B-4 "Exactly-one typed operand" CHECK not reviewable (CP-04)

policy_rule_manifest (01) and capability_measurement_requirement (14) require "exactly-one typed operand," but the typed operand columns (e.g. operand_bigint / operand_text / operand_sha256 / operand_uuid / operand_code_id) and the exact CHECK (num_nonnulls(...) = 1 AND the chosen column matches operand_type_id) are not enumerated. CHECK semantics cannot be reviewed without the column set.

Coherence/CHECK notes (non-isolated)

• CHECK-as-constraint vs CHECK-as-prose: where intent is given (left<>right for 08; collision_count<=row_count for 23; grantable false for 21; fail_closed=true for 26; required_count=1 for 19) these are constraint-shaped and acceptable once columns/types are pinned.
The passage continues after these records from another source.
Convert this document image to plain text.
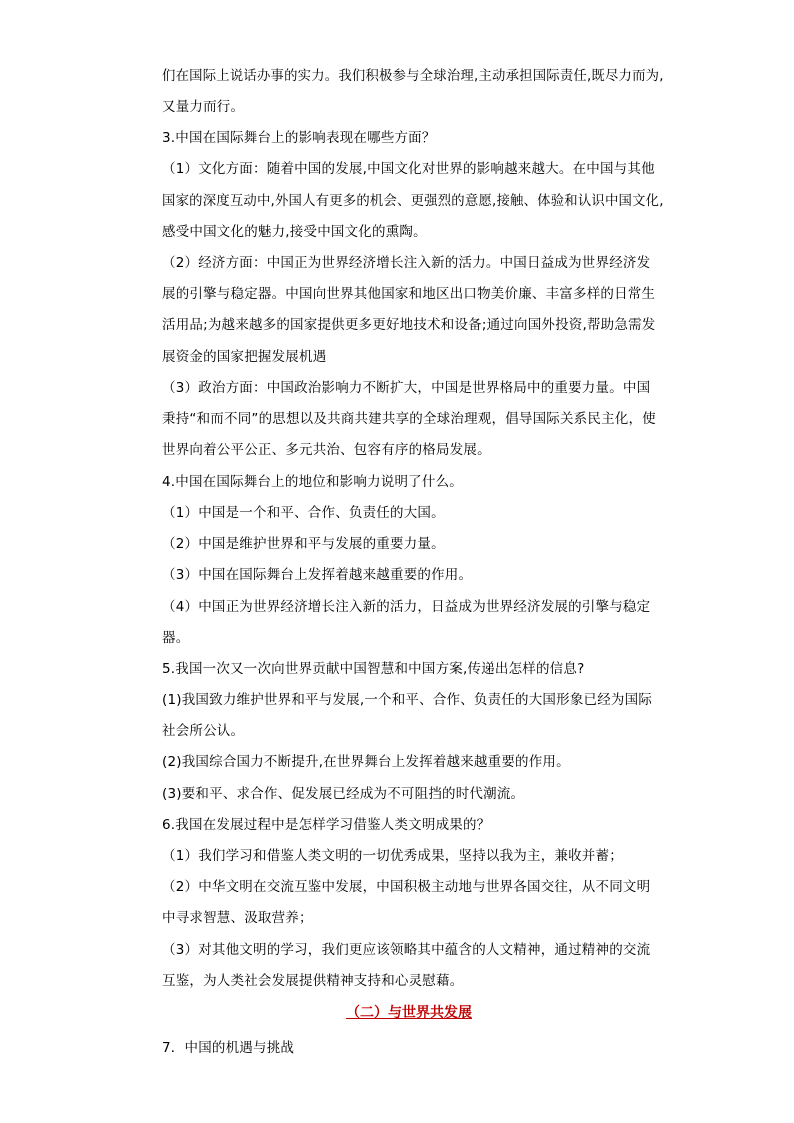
们在国际上说话办事的实力。我们积极参与全球治理,主动承担国际责任,既尽力而为,
又量力而行。
3.中国在国际舞台上的影响表现在哪些方面？
（1）文化方面：随着中国的发展,中国文化对世界的影响越来越大。在中国与其他
国家的深度互动中,外国人有更多的机会、更强烈的意愿,接触、体验和认识中国文化,
感受中国文化的魅力,接受中国文化的熏陶。
（2）经济方面：中国正为世界经济增长注入新的活力。中国日益成为世界经济发
展的引擎与稳定器。中国向世界其他国家和地区出口物美价廉、丰富多样的日常生
活用品;为越来越多的国家提供更多更好地技术和设备;通过向国外投资,帮助急需发
展资金的国家把握发展机遇
（3）政治方面：中国政治影响力不断扩大，中国是世界格局中的重要力量。中国
秉持“和而不同”的思想以及共商共建共享的全球治理观，倡导国际关系民主化，使
世界向着公平公正、多元共治、包容有序的格局发展。
4.中国在国际舞台上的地位和影响力说明了什么。
（1）中国是一个和平、合作、负责任的大国。
（2）中国是维护世界和平与发展的重要力量。
（3）中国在国际舞台上发挥着越来越重要的作用。
（4）中国正为世界经济增长注入新的活力，日益成为世界经济发展的引擎与稳定
器。
5.我国一次又一次向世界贡献中国智慧和中国方案,传递出怎样的信息?
(1)我国致力维护世界和平与发展,一个和平、合作、负责任的大国形象已经为国际
社会所公认。
(2)我国综合国力不断提升,在世界舞台上发挥着越来越重要的作用。
(3)要和平、求合作、促发展已经成为不可阻挡的时代潮流。
6.我国在发展过程中是怎样学习借鉴人类文明成果的？
（1）我们学习和借鉴人类文明的一切优秀成果，坚持以我为主，兼收并蓄；
（2）中华文明在交流互鉴中发展，中国积极主动地与世界各国交往，从不同文明
中寻求智慧、汲取营养；
（3）对其他文明的学习，我们更应该领略其中蕴含的人文精神，通过精神的交流
互鉴，为人类社会发展提供精神支持和心灵慰藉。
（二）与世界共发展
7．中国的机遇与挑战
None embed business policy literals - good.
• Ownership/access stated (owner-only children; Directus/PUBLIC no authority DML/DDL/execute) - good.
• Activation/rollback stated at family level - good; per-child rollback is "new version" (uniform) - acceptable.

Verdict

DDL_SPEC_NEEDS_CORRECTION. Resolve B-1..B-4 (CP-01..CP-04). The count and contract surface are correct; the byte-level DDL, inter-manifest FKs, catalog root, and typed-operand CHECKs must be made reviewable so no implementer guesses. Do NOT delegate authoring of the authoritative DDL to T1 without a subsequent Codex re-audit (prior review warning; FIX..FIX6 divergence risk).